Transport Action Network launches legal action arguing multi-billion pound road-building plans are not compatible with climate and air quality goals
The government's multi-billion pound road building programme is facing a legal challenge, after the Transport Action Network alleged the plans breach the UK's climate and air quality obligations.
In a move that looks to build on campaigners' recent success in having the government's approval of Heathrow's proposed third runway deemed illegal, the lawyers for the campaign group formally commenced legal proceedings against the Department for Transport yesterday.
Echoing the successful argument against the Heathrow approval, they argue that ministers did not adequately take the UK's net zero emissions target and its commitments under the Paris Agreement into account when approving the £27bn investment programme.
Earlier this year the High Court ruled the government had failed to properly consider its climate obligations when it approved Heathrow expansion plans, prompting the government to delay its National Infrastructure Strategy as officials reportedly sought to guard against future legal challenges along similar lines.
The government had hailed its road-building programme as the largest in UK history, with at least 50 new projects due to start within the next two years. Ministers have argued it can support the UK's net zero goals, given the plans to switch to a zero emission fleet in the coming decades.
In response to the legal challenge, a spokesperson for the Department for Transport defended its plans. "The second road investment strategy is consistent with our ambitions to improve air quality and decarbonise transport," they said. "We have received the letter and will respond formally in due course."

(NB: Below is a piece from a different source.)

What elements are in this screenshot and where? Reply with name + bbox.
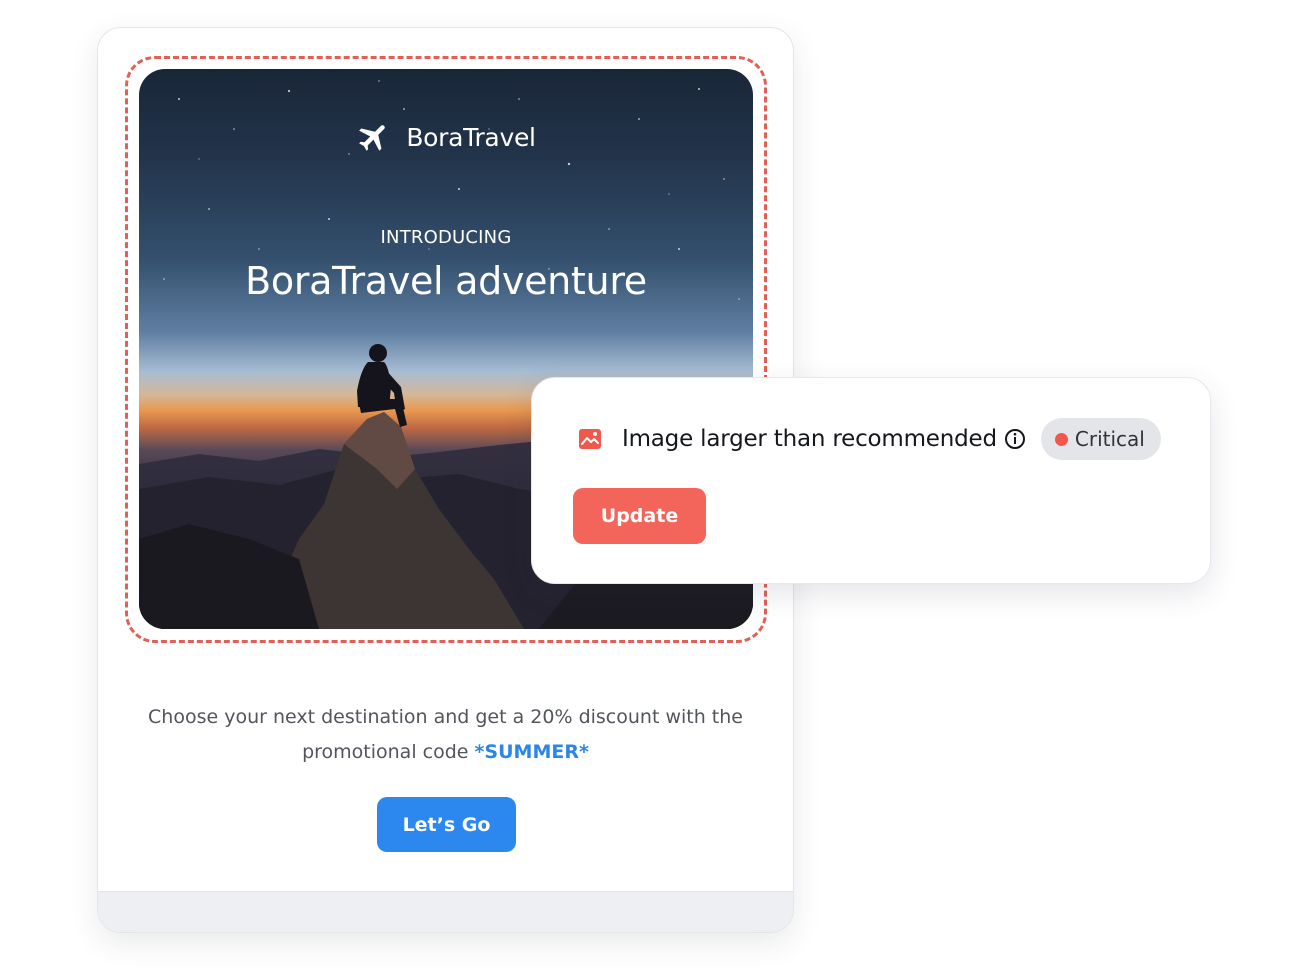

However, the legal challenge comes as the government faces growing calls to re-divert some of the road budget to support the digital infrastructure that can enable a continuation of some home working practices post-Brexit.
Committee on Climate Change chief executive Chris Stark made precisely this point at a virtual conference this week, echoing similar proposals from the AA.
Separately, Stark told the BBC that "the government mustn't be investing in anything likely to increase carbon emissions". "I expect that video conferencing will become the new normal, and we won't return to travelling the way we did," he added. "I would spend the roads budget on fibre. You would get a huge return to the economy with people having better connections. You would save people's time and increase their productivity."
His comments were echoed by Greenpeace climate campaigner Mel Evans, who argued that "when the President of the Automobile Association is calling for investment in broadband to reduce the use of 'inefficient, expensive and not good for the environment' motorways, and the Transport Secretary is celebrating the lack of cars on the roads, the government's massive road building programme is clearly out of step with the times as well as the Paris Agreement".
Chris Todd, director at TAN, said the government's continued commitment to road-building was undermining its climate strategy.
"This massive roads programme has become like a juggernaut that's out of control, that no one can stop," he said. "We now have no choice but to go to court to prevent an unfolding disaster."